Beating a midnight deadline, the US Congress narrowly averted a government shutdown with the Senate agreeing to a two-day extension of current funding levels to consider a $1.1 trillion spending bill passed by the House.
The Senate action came within 20 minutes of the House approving the spending bill that keeps the government open through September by 219-206 votes at 9:38 pm despite objections from conservatives and liberals. The bipartisan approval of the compromise measure in the Republican controlled House came amid intense fighting and a rare split between President Barack Obama and Democratic House minority leader Nancy Pelosi.
Obama had earlier signalled that he would sign the 1,600-page bill despite House Democrats’ objections to a partial rollback of the 2010 Dodd-Frank Act, which regulates Wall Street, and changes to campaign finance reform.
The president opposes both the provisions, White House press secretary Josh Earnest told reporters earlier Thursday, “but we can’t allow a disagreement over one thing to be a deal-breaker over all the others.”

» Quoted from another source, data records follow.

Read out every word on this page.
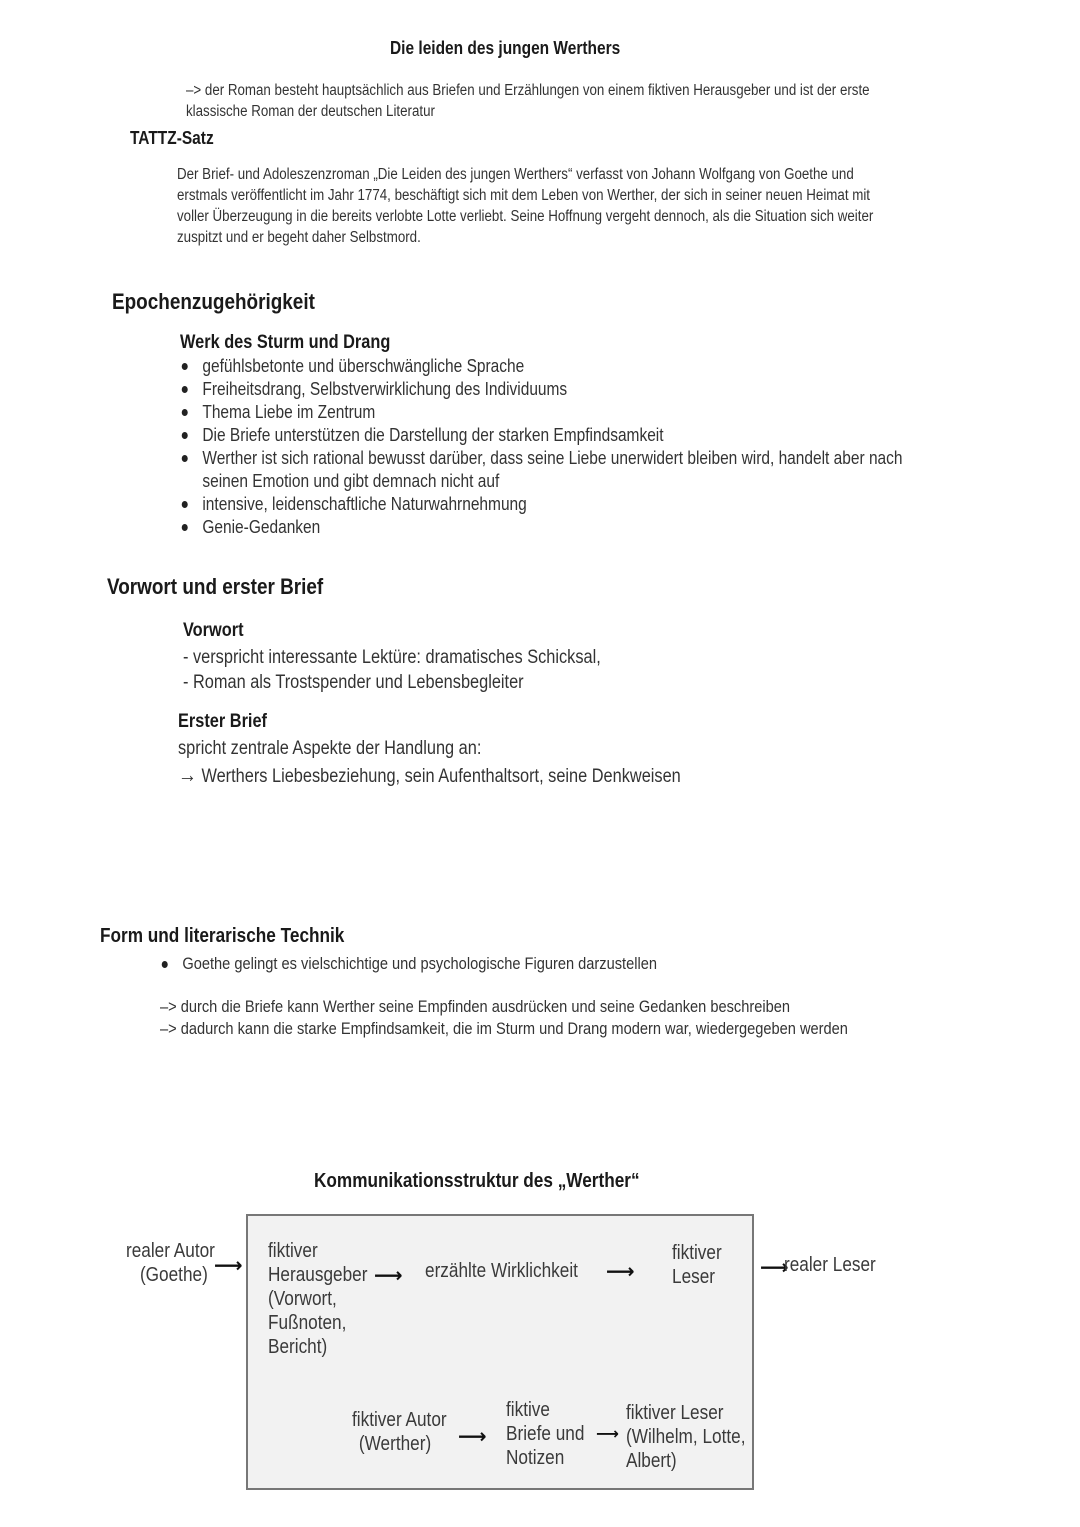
Die leiden des jungen Werthers
–> der Roman besteht hauptsächlich aus Briefen und Erzählungen von einem fiktiven Herausgeber und ist der erste
klassische Roman der deutschen Literatur
TATTZ-Satz
Der Brief- und Adoleszenzroman „Die Leiden des jungen Werthers“ verfasst von Johann Wolfgang von Goethe und
erstmals veröffentlicht im Jahr 1774, beschäftigt sich mit dem Leben von Werther, der sich in seiner neuen Heimat mit
voller Überzeugung in die bereits verlobte Lotte verliebt. Seine Hoffnung vergeht dennoch, als die Situation sich weiter
zuspitzt und er begeht daher Selbstmord.
Epochenzugehörigkeit
Werk des Sturm und Drang
gefühlsbetonte und überschwängliche Sprache
Freiheitsdrang, Selbstverwirklichung des Individuums
Thema Liebe im Zentrum
Die Briefe unterstützen die Darstellung der starken Empfindsamkeit
Werther ist sich rational bewusst darüber, dass seine Liebe unerwidert bleiben wird, handelt aber nach
seinen Emotion und gibt demnach nicht auf
intensive, leidenschaftliche Naturwahrnehmung
Genie-Gedanken
Vorwort und erster Brief
Vorwort
- verspricht interessante Lektüre: dramatisches Schicksal,
- Roman als Trostspender und Lebensbegleiter
Erster Brief
spricht zentrale Aspekte der Handlung an:
→ Werthers Liebesbeziehung, sein Aufenthaltsort, seine Denkweisen
Form und literarische Technik
Goethe gelingt es vielschichtige und psychologische Figuren darzustellen
–> durch die Briefe kann Werther seine Empfinden ausdrücken und seine Gedanken beschreiben
–> dadurch kann die starke Empfindsamkeit, die im Sturm und Drang modern war, wiedergegeben werden
Kommunikationsstruktur des „Werther“
realer Autor
(Goethe) ⟶
fiktiver
Herausgeber
(Vorwort,
Fußnoten,
Bericht)
⟶ erzählte Wirklichkeit ⟶
fiktiver
Leser	⟶
realer Leser
fiktiver Autor
(Werther)	⟶
fiktive
Briefe und
Notizen
⟶
fiktiver Leser
(Wilhelm, Lotte,
Albert)
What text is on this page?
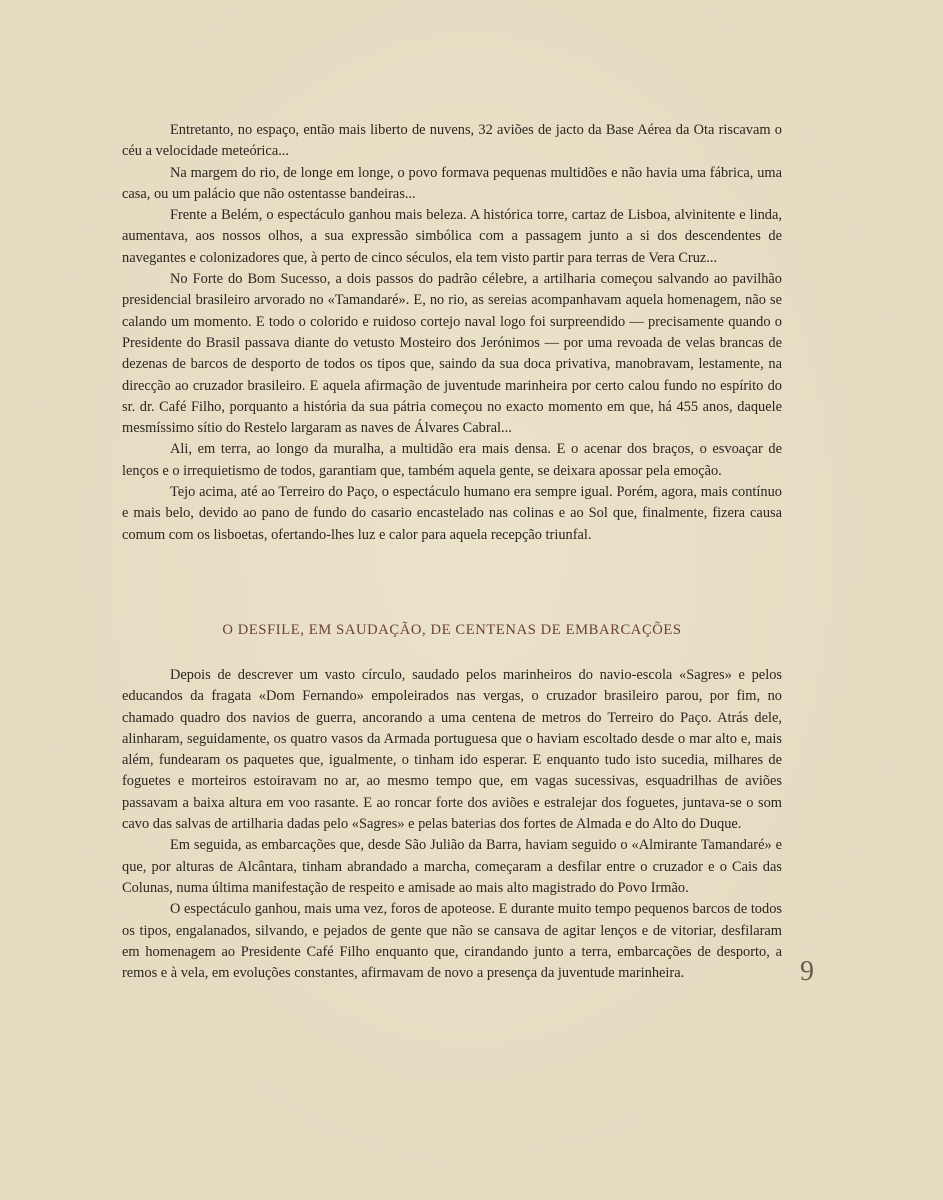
Entretanto, no espaço, então mais liberto de nuvens, 32 aviões de jacto da Base Aérea da Ota riscavam o céu a velocidade meteórica...

Na margem do rio, de longe em longe, o povo formava pequenas multidões e não havia uma fábrica, uma casa, ou um palácio que não ostentasse bandeiras...

Frente a Belém, o espectáculo ganhou mais beleza. A histórica torre, cartaz de Lisboa, alvinitente e linda, aumentava, aos nossos olhos, a sua expressão simbólica com a passagem junto a si dos descendentes de navegantes e colonizadores que, à perto de cinco séculos, ela tem visto partir para terras de Vera Cruz...

No Forte do Bom Sucesso, a dois passos do padrão célebre, a artilharia começou salvando ao pavilhão presidencial brasileiro arvorado no «Tamandaré». E, no rio, as sereias acompanhavam aquela homenagem, não se calando um momento. E todo o colorido e ruidoso cortejo naval logo foi surpreendido — precisamente quando o Presidente do Brasil passava diante do vetusto Mosteiro dos Jerónimos — por uma revoada de velas brancas de dezenas de barcos de desporto de todos os tipos que, saindo da sua doca privativa, manobravam, lestamente, na direcção ao cruzador brasileiro. E aquela afirmação de juventude marinheira por certo calou fundo no espírito do sr. dr. Café Filho, porquanto a história da sua pátria começou no exacto momento em que, há 455 anos, daquele mesmíssimo sítio do Restelo largaram as naves de Álvares Cabral...

Ali, em terra, ao longo da muralha, a multidão era mais densa. E o acenar dos braços, o esvoaçar de lenços e o irrequietismo de todos, garantiam que, também aquela gente, se deixara apossar pela emoção.

Tejo acima, até ao Terreiro do Paço, o espectáculo humano era sempre igual. Porém, agora, mais contínuo e mais belo, devido ao pano de fundo do casario encastelado nas colinas e ao Sol que, finalmente, fizera causa comum com os lisboetas, ofertando-lhes luz e calor para aquela recepção triunfal.

O DESFILE, EM SAUDAÇÃO, DE CENTENAS DE EMBARCAÇÕES

Depois de descrever um vasto círculo, saudado pelos marinheiros do navio-escola «Sagres» e pelos educandos da fragata «Dom Fernando» empoleirados nas vergas, o cruzador brasileiro parou, por fim, no chamado quadro dos navios de guerra, ancorando a uma centena de metros do Terreiro do Paço. Atrás dele, alinharam, seguidamente, os quatro vasos da Armada portuguesa que o haviam escoltado desde o mar alto e, mais além, fundearam os paquetes que, igualmente, o tinham ido esperar. E enquanto tudo isto sucedia, milhares de foguetes e morteiros estoiravam no ar, ao mesmo tempo que, em vagas sucessivas, esquadrilhas de aviões passavam a baixa altura em voo rasante. E ao roncar forte dos aviões e estralejar dos foguetes, juntava-se o som cavo das salvas de artilharia dadas pelo «Sagres» e pelas baterias dos fortes de Almada e do Alto do Duque.

Em seguida, as embarcações que, desde São Julião da Barra, haviam seguido o «Almirante Tamandaré» e que, por alturas de Alcântara, tinham abrandado a marcha, começaram a desfilar entre o cruzador e o Cais das Colunas, numa última manifestação de respeito e amisade ao mais alto magistrado do Povo Irmão.

O espectáculo ganhou, mais uma vez, foros de apoteose. E durante muito tempo pequenos barcos de todos os tipos, engalanados, silvando, e pejados de gente que não se cansava de agitar lenços e de vitoriar, desfilaram em homenagem ao Presidente Café Filho enquanto que, cirandando junto a terra, embarcações de desporto, a remos e à vela, em evoluções constantes, afirmavam de novo a presença da juventude marinheira.	9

“It is a compromise,” he said that Democrats and Republicans can support “not because either side got every single thing that they wanted; the President certainly didn’t get everything that he wanted.”
Conservative Republicans also opposed the bill because they were angry that it didn’t combat Obama’s executive action on immigration.
The bill would keep most of the government running through the end of September, but only funds the Department of Homeland Security through February.
Republicans, who will take control of the Senate also in January, have threatened to impose new restrictions on the agency responsible for carrying out Obama’s executive orders on immigration.
The vote followed personal pleas from White House officials-including Obama and Vice President Joe Biden-pressing congressional Democrats to advance the spending bill.
White House Chief of Staff Denis McDonough also urged Democratic lawmakers during a late-Thursday caucus meeting to vote for the bill because they would lose much of their leverage on future spending bills, lawmakers were quoted as saying at the meeting by CNN.
The vote capped a day of drama in the House. The chamber recessed for nearly seven hours as leaders scrambled to find votes to move the bill across the finish line.